Renee-Nicole Douceur suffered a stroke August 27 while working at the National Science Foundation's Amundsen-Scott research station in Antarctica. But Douceur was unable to leave the station to receive treatment because weather and storms prevent planes from landing during the region's winter period.
On Friday, Dr. Paul Nyquist of Johns Hopkins Hospital said the elements in Antarctica might have increased Douceur's odds of suffering a stroke.
"It seems likely to me that the high altitude may have played a role, because there are physiologic changes that may propel or increase the risk of stroke," Nyquist said. "These involve the reduced oxygen level. (It) causes the red blood cells to expand, and this may have set her up for a stroke. Although there are no signs to tell us that, that's just my clinical impression."
But Nyquist said he thinks Douceur will make a full recovery, including from partial vision loss she suffered.
"Everyone who has a stroke has an increased risk of having a second stroke. But I'm hoping based on her clean bill of medical health ... that this is an exceptional experience," he said.
Douceur -- donning a black turtleneck and tan overalls that she wore at the South Pole because many of her clothes were left in Antarctica -- said her primary focus is recovery.
"What's on my scope for now is to start my rehabilitation program to ensure that my vision is fully restored as much as possible," she said.
Raytheon Polar Services, the company that runs the research station for the NSF, has told CNN that the station has a well-trained medical staff that can provide all levels of treatment for employees.
But Elizabeth Cohen, senior medical correspondent for CNN, said it wasn't a lack of doctors that was the issue.
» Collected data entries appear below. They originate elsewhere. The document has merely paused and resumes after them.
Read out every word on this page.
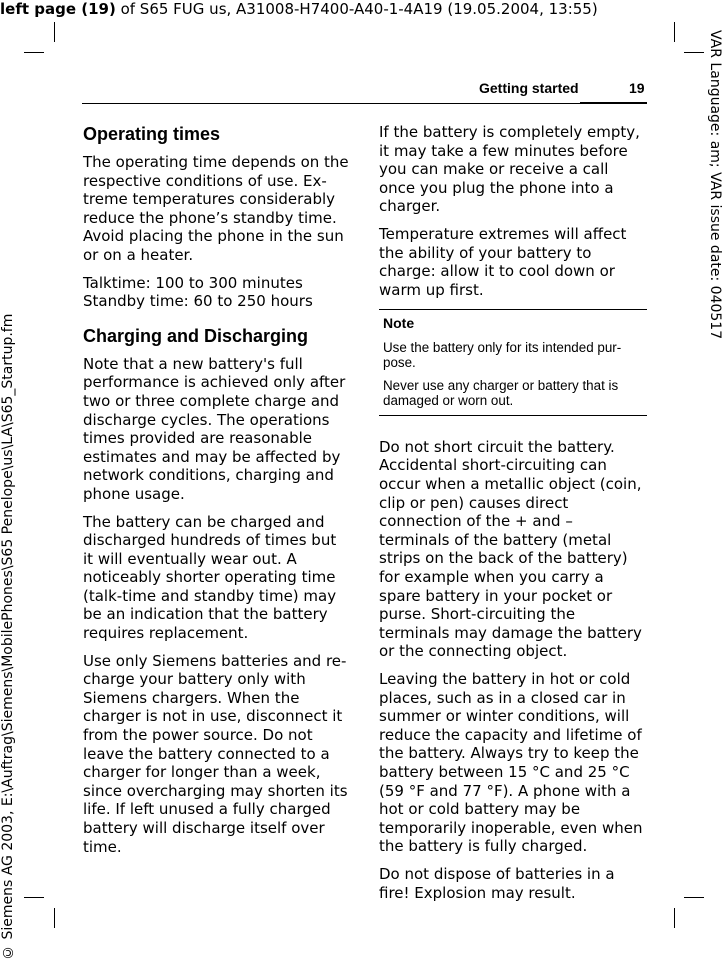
left page (19) of S65 FUG us, A31008-H7400-A40-1-4A19 (19.05.2004, 13:55)
VAR Language: am; VAR issue date: 040517
© Siemens AG 2003, E:\Auftrag\Siemens\MobilePhones\S65 Penelope\us\LA\S65_Startup.fm
Getting started	19
Operating times

The operating time depends on the respective conditions of use. Extreme temperatures considerably reduce the phone’s standby time. Avoid placing the phone in the sun or on a heater.

Talktime: 100 to 300 minutes

Standby time: 60 to 250 hours

Charging and Discharging

Note that a new battery's full performance is achieved only after two or three complete charge and discharge cycles. The operations times provided are reasonable estimates and may be affected by network conditions, charging and phone usage.

The battery can be charged and discharged hundreds of times but it will eventually wear out. A noticeably shorter operating time (talk-time and standby time) may be an indication that the battery requires replacement.

Use only Siemens batteries and recharge your battery only with Siemens chargers. When the charger is not in use, disconnect it from the power source. Do not leave the battery connected to a charger for longer than a week, since overcharging may shorten its life. If left unused a fully charged battery will discharge itself over time.

If the battery is completely empty, it may take a few minutes before you can make or receive a call once you plug the phone into a charger.

Temperature extremes will affect the ability of your battery to charge: allow it to cool down or warm up first.

Note

Use the battery only for its intended purpose.

Never use any charger or battery that is damaged or worn out.

Do not short circuit the battery. Accidental short-circuiting can occur when a metallic object (coin, clip or pen) causes direct connection of the + and – terminals of the battery (metal strips on the back of the battery) for example when you carry a spare battery in your pocket or purse. Short-circuiting the terminals may damage the battery or the connecting object.

Leaving the battery in hot or cold places, such as in a closed car in summer or winter conditions, will reduce the capacity and lifetime of the battery. Always try to keep the battery between 15 °C and 25 °C (59 °F and 77 °F). A phone with a hot or cold battery may be temporarily inoperable, even when the battery is fully charged.

Do not dispose of batteries in a fire! Explosion may result.
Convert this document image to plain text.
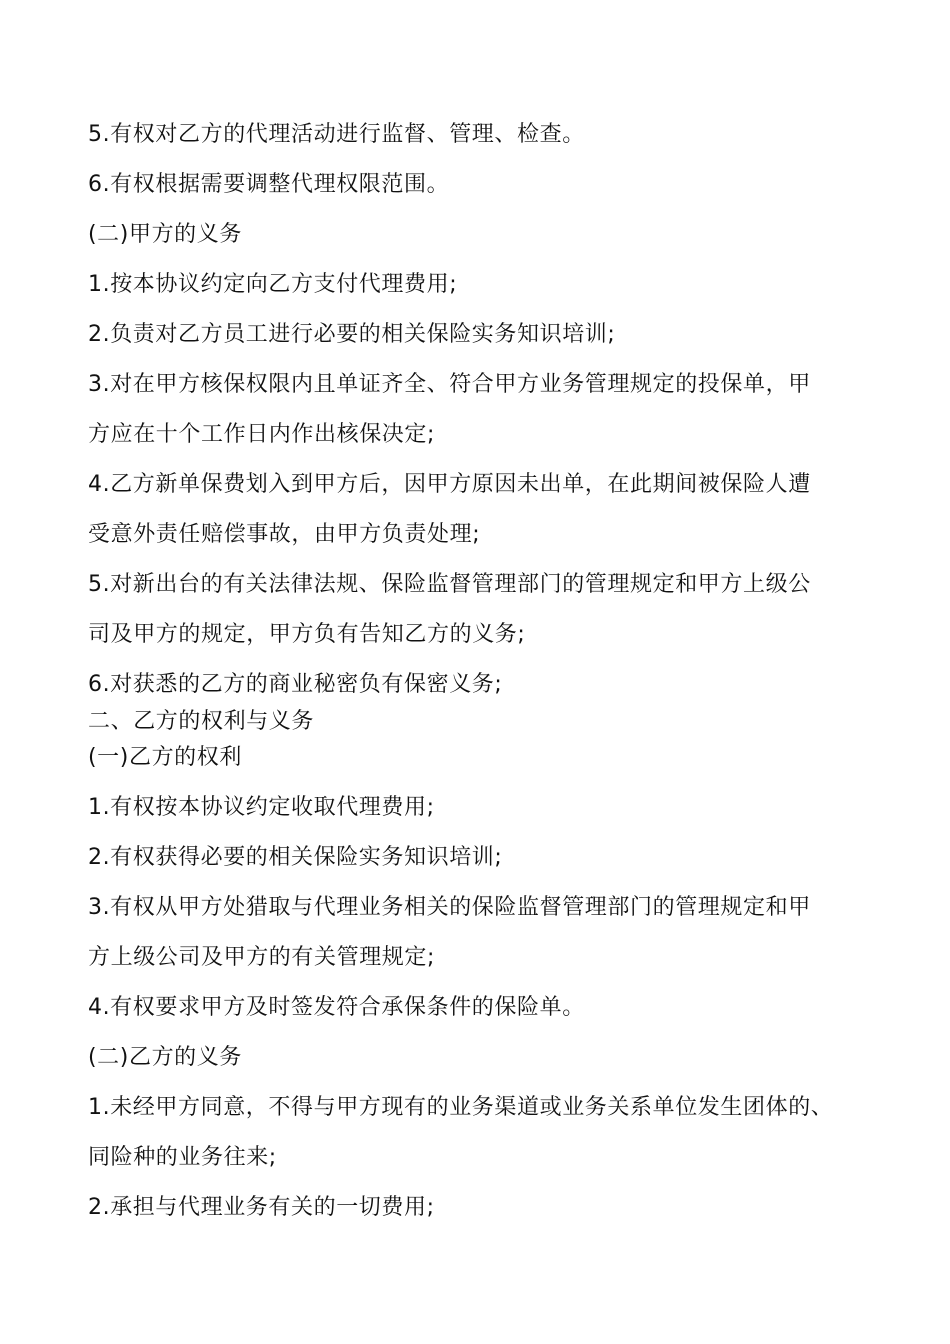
5.有权对乙方的代理活动进行监督、管理、检查。
6.有权根据需要调整代理权限范围。
(二)甲方的义务
1.按本协议约定向乙方支付代理费用;
2.负责对乙方员工进行必要的相关保险实务知识培训;
3.对在甲方核保权限内且单证齐全、符合甲方业务管理规定的投保单，甲
方应在十个工作日内作出核保决定;
4.乙方新单保费划入到甲方后，因甲方原因未出单，在此期间被保险人遭
受意外责任赔偿事故，由甲方负责处理;
5.对新出台的有关法律法规、保险监督管理部门的管理规定和甲方上级公
司及甲方的规定，甲方负有告知乙方的义务;
6.对获悉的乙方的商业秘密负有保密义务;
二、乙方的权利与义务
(一)乙方的权利
1.有权按本协议约定收取代理费用;
2.有权获得必要的相关保险实务知识培训;
3.有权从甲方处猎取与代理业务相关的保险监督管理部门的管理规定和甲
方上级公司及甲方的有关管理规定;
4.有权要求甲方及时签发符合承保条件的保险单。
(二)乙方的义务
1.未经甲方同意，不得与甲方现有的业务渠道或业务关系单位发生团体的、
同险种的业务往来;
2.承担与代理业务有关的一切费用;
It was the lack of equipment and a stroke expert.
Cohen said Douceur did some basic rehabilitation while at the station, which includes relearning math.
"This is a nuclear engineer who is having trouble with sixth-grade math," Cohen said.
After several weeks of waiting, a U.S. Air Force C-17 plane evacuated Douceur, who flew to Christchurch, New Zealand, for testing before coming home to the United States.
Despite the ordeal, Douceur said Friday she "wasn't scared at all."
"My personality is trying to stay cool and calm in adversity," she said.
Douceur said though she would love to return to the South Pole, given her possible risk factors, "it's probably time to move on." She said she might go back into the field she knows best -- the nuclear power industry.
Douceur's case is reminiscent of another that occurred in 1999 when a woman diagnosed with breast cancer spent months at a South Pole research center until she could be airlifted.
Jerri Nielsen Fitzgerald -- a doctor -- diagnosed and treated herself for breast cancer with chemotherapy agents that the U.S. Air Force parachuted to her station.
Fitzgerald died 10 years later, after the cancer returned.